Conferenza all’Istituto “Ardizzone Gioeni” di Catania con l’intervento del prof. Salvatore Borzì. Tra le testimonianze, quella del figlio Placido. Voce recitante di Pippo Ventura.

 

Nell’ambito delle celebrazioni per i 100 anni del Kiwanis International, e nella ricorrenza del settantesimo della Liberazione d’Italia, il club Catania Etna 2424 ha promosso la conferenza “Gerardo Sangiorgio: l’uomo, la storia, la poesia”.

L’incontro, tenutosi presso lo storico Istituto per ciechi “Ardizzone Gioeni” di via Etnea a Catania, ha inteso ricordare il letterato biancavillese attraverso la sua opera, a partire dallo specifico della poetica e del suo singolare dettato.

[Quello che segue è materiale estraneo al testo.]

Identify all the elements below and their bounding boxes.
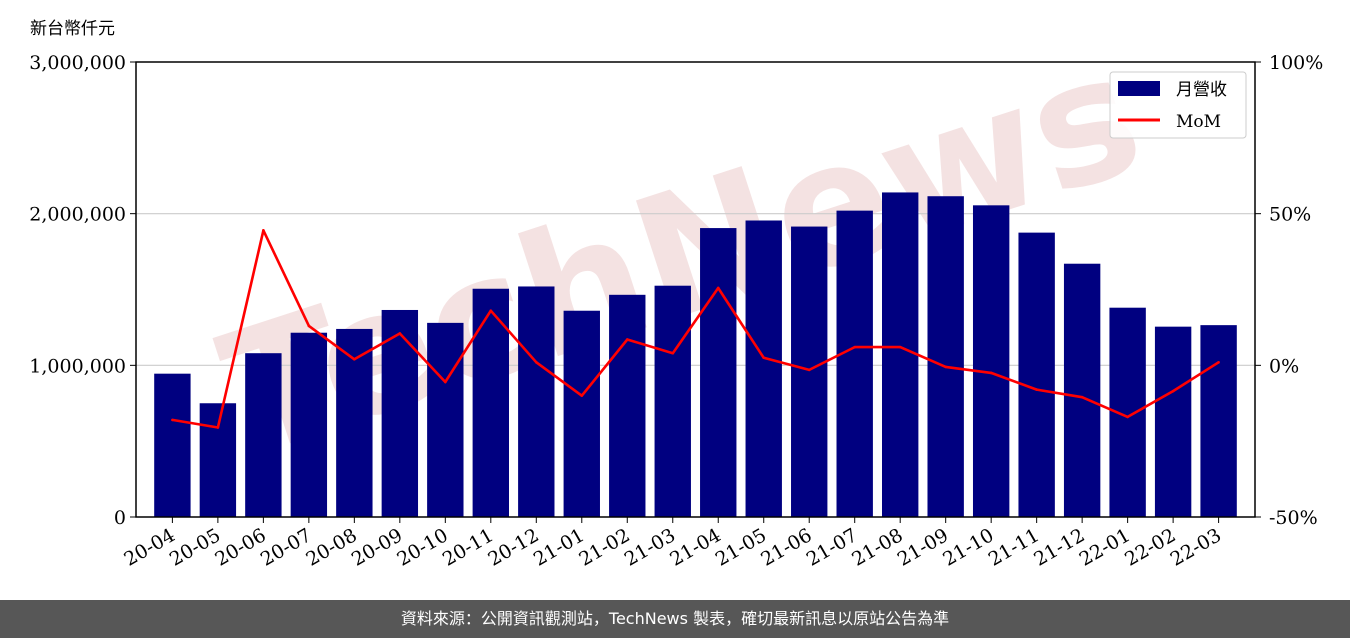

L’avvio, come da protocollo del club, è stato introdotto da Roberto Suma, presidente del Catania Etna, il quale ha dichiarato che da circa un quindicennio aveva a cuore Sangiorgio, quale tema di studio e di riflessione.

La relazione di Salvatore Borzì, a seguire, ha inteso evidenziare i saggi letterari del poeta e l’innovazione introdotta negli anni in cui furono concepiti. Dalla prospettiva di un Leopardi indagatore di speranza a quella di un Baudelaire che trova echi nel più vicino D’Annunzio e nel “lontano” Pascoli, passando per un Gozzano assurto a (oggi) più noti allori. Passaggio cursorio per la dura esperienza umana di Gerardo Sangiorgio negli anni della “notte della Storia” e conclusione con “Greggi sbrancati nel cielo”, poesia che Borzì ha letto come “L’infinito” ribaltato: la collina è qui diaframma dissolto, luce. A intermezzare l’intervento, la voce recitante di Pippo Ventura.

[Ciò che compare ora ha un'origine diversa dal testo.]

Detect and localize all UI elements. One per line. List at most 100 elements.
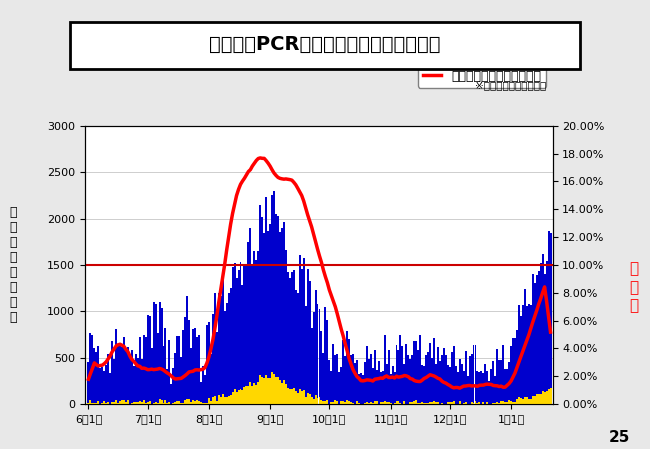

Placido Antonio Sangiorgio ha invece restituito una testimonianza circa il labor limae dei testi del padre, presente nei manoscritti. Le numerose (e sofferte) varianti ai testi si dimensionano, infatti, nel campo poetico del significato che necessita di un significante, dal quale, tuttavia, non può prescindere.

Il past direttore Spampinato ha fatto notare come lo scrittore, per missione, abbia privilegiato la scelta educativa, la formazione delle coscienze dei giovani, alla politica attiva che spesso – stando al suo vissuto – sarebbe stata forse la scelta più comoda e utile. In sala anche Iole Paola Buscemi che lo conobbe come insegnante ad Adrano.

A conclusione, Carmelo Cunsolo, luogotenente Divisione Sicilia 2, ha sottolineato quanto trattare Sangiorgio sia argomento di aggregazione polare di un territorio che ha nella sua storia modelli solidi.

Presente all’incontro anche la moglie dell’uomo di cultura scomparso nel 1993, Maria Cuscunà. E, tra i biancavillesi, pure Enzo Meccia, il quale, con Gerardo Sangiorgio e Vincenzo Cantarella (nell’estate del ’91), partecipò alla delegazione che – proprio all’”Ardizzone Gioeni” retto dal commissario Nicolò Scialabba – scelse i caratteri dell’epigrafe commemorativa per il centenario della nascita di Antonio Bruno, dettata per l’appunto da Gerardo Sangiorgio.

All’appuntamento, i promotori non hanno potuto non notare l’assenza di rappresentanti istituzionali del Comune di Biancavilla, che, nonostante l’invito, non hanno dato alcuna risposta, tanto meno partecipato alla conferenza.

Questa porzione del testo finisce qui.